J’ai toujours fait attention à des détails un peu idiots, comme la poignée de porte, la serrure, les ustensiles de cuisine, le porte manteau (oui, je sais ça parait complètements débile). Des petits détails que je rattachais à la Suède parce que je ne les voyais jamais ailleurs. Lorsque je suis rentrée pour la première fois dans l’appartement que je loue actuellement, j’ai reconnu les même éléments : même porte, serrure et poignée, les mêmes boutons dans l’ascenseur, le même porte-manteau à l’entrée… C’est pas possible, soit je suis monomaniaque, soit il y a quelque chose, ça vient de quelque part. Maintenant je sais d’où.
Le processus de modernisation
Le manque de logement et les conditions sanitaires misérables ont poussé l’Etat suédois à prendre en charge la question du logements dès les années 30. Les appartements étaient vieux, étroits, sans eau courante ni toilettes.

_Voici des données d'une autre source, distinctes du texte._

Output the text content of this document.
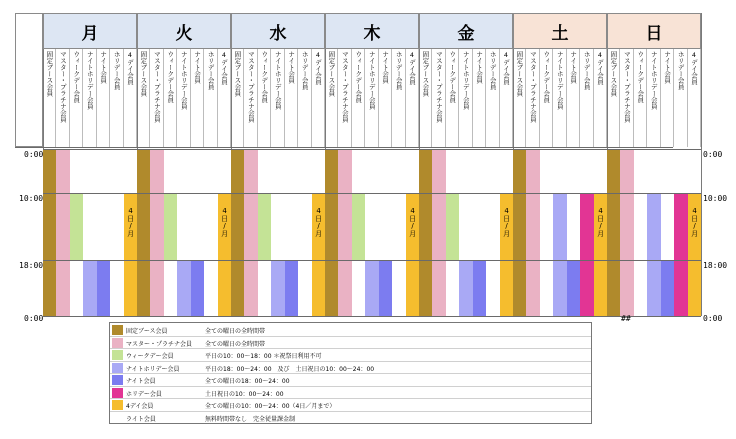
月
固定ブース会員 マスター・プラチナ会員 ウィークデー会員 ナイトホリデー会員 ナイト会員 ホリデー会員 4デイ会員
4日/月
火
固定ブース会員 マスター・プラチナ会員 ウィークデー会員 ナイトホリデー会員 ナイト会員 ホリデー会員 4デイ会員
4日/月
水
固定ブース会員 マスター・プラチナ会員 ウィークデー会員 ナイトホリデー会員 ナイト会員 ホリデー会員 4デイ会員
4日/月
木
固定ブース会員 マスター・プラチナ会員 ウィークデー会員 ナイトホリデー会員 ナイト会員 ホリデー会員 4デイ会員
4日/月
金
固定ブース会員 マスター・プラチナ会員 ウィークデー会員 ナイトホリデー会員 ナイト会員 ホリデー会員 4デイ会員
4日/月
土
固定ブース会員 マスター・プラチナ会員 ウィークデー会員 ナイトホリデー会員 ナイト会員 ホリデー会員 4デイ会員
4日/月
日
固定ブース会員 マスター・プラチナ会員 ウィークデー会員 ナイトホリデー会員 ナイト会員 ホリデー会員 4デイ会員
4日/月
0:00
10:00
18:00
0:00
0:00
10:00
18:00
0:00
##
固定ブース会員	全ての曜日の全時間帯
マスター・プラチナ会員 全ての曜日の全時間帯
ウィークデー会員	平日の10：00～18：00 ＊祝祭日利用不可
ナイトホリデー会員	平日の18：00～24：00　及び　土日祝日の10：00～24：00
ナイト会員	全ての曜日の18：00～24：00
ホリデー会員	土日祝日の10：00～24：00
4デイ会員	全ての曜日の10：00～24：00（4日／月まで）
ライト会員	無料時間帯なし　完全従量課金制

L’urbanisme s’est mis au service du social pour construire des quartiers entiers selon le principe de l’époque, le fonctionnalisme : des maisons pouvant accueillir des familles nombreuses au faible revenus et des rues piétonnes. L’exposition de Stockholm en 1930 présente cette nouvelle notion du fonctionnalisme qui comporte un programme social.
C’est aussi à ce moment que les designers suédois attirent l’attention du public sur les nouvelles formes de leurs meubles fonctionnels. La chaise que l’on voit à droite sur la photo, baptisée Eva par son designer Bruno Mathsson est devenu un classique suédois. Le designer aurait trouvé la position assise idéale en s’asseyant sur un tas de neige qui lui inspire la forme de la chaise.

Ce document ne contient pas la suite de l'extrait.